Working in $\mathbb{Z}_p[x]$, you have the "Freshman's Dream" binomial theorem:
$$(a+b)^p = a^p + b^p.$$
(In fact, this holds in any commutative ring of characteristic $p$, simply by the Binomial Theorem, as mentioned by Qiaochu: all the mixed coefficients are multiples of $p$).
So $(x-c)^p = x^p - c^p$. By Fermat's Little Theorem, you also know that $c^p \equiv c \pmod{p}$, so $(x-c)^p = x^p - c$ in $\mathbb{Z}_p[x]$. That's pretty much all you need.
Addendum
Let me add that you were very perceptive to notice that even though the function $x\mapsto (x-c)^p$ is the same as the function $x\mapsto x-c$ in $\mathbb{Z}_p$, this does not mean that the polynomials $(x-c)^p$ and $x-c$ are equal. We are used to (in the integers, rationals, reals, etc) the fact that two polynomials give the same function if and only if they are identical, but this does not occur over finite rings; for example, Fermat's Little Theorem tells you that the polynomial $x^p$ and the polynomial $x$ both define the same function.

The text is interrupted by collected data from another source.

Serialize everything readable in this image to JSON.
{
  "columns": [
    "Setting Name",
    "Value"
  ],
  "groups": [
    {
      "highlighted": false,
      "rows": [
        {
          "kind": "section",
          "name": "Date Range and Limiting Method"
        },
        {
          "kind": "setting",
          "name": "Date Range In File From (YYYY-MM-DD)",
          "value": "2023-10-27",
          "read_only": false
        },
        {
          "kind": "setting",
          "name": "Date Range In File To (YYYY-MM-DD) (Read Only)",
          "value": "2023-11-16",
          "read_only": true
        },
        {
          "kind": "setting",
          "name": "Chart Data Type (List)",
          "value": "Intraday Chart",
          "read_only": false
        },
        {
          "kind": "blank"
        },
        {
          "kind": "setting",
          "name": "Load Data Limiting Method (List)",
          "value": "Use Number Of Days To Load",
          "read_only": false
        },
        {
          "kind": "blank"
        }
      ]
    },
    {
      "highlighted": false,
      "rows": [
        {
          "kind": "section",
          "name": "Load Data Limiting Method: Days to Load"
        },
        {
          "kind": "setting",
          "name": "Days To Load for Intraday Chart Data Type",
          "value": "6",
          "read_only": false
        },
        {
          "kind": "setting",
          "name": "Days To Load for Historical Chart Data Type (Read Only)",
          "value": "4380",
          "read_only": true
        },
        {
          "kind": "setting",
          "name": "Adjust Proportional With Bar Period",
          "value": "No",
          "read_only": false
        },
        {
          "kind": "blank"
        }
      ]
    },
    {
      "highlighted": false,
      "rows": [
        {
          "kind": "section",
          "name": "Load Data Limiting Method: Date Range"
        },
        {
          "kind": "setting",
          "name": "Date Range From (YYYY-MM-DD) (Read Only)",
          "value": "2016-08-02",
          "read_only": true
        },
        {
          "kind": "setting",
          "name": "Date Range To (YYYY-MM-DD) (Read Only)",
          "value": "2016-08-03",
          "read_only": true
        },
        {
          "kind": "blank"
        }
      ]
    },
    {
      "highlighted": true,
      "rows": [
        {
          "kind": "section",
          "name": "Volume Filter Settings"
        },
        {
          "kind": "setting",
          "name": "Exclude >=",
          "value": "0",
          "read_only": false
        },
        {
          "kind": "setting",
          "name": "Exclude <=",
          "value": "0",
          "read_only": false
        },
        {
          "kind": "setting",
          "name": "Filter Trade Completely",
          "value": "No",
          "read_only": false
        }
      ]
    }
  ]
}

However, what you can prove is that if $p(x)$ and $q(x)$ are two polynomials with coefficients in $\mathbb{Z}_p$, and they define the same function (that is, $p(a) = q(a)$ for all $a\in\mathbb{Z}_p$), then they differ by a multiple of the polynomial $x^p-x$; i.e., $p(x)\equiv q(x)\pmod{x^p-x}$ in $\mathbb{Z}_p[x]$. What you have here is a special case. See if you can figure out how to prove the more general statement.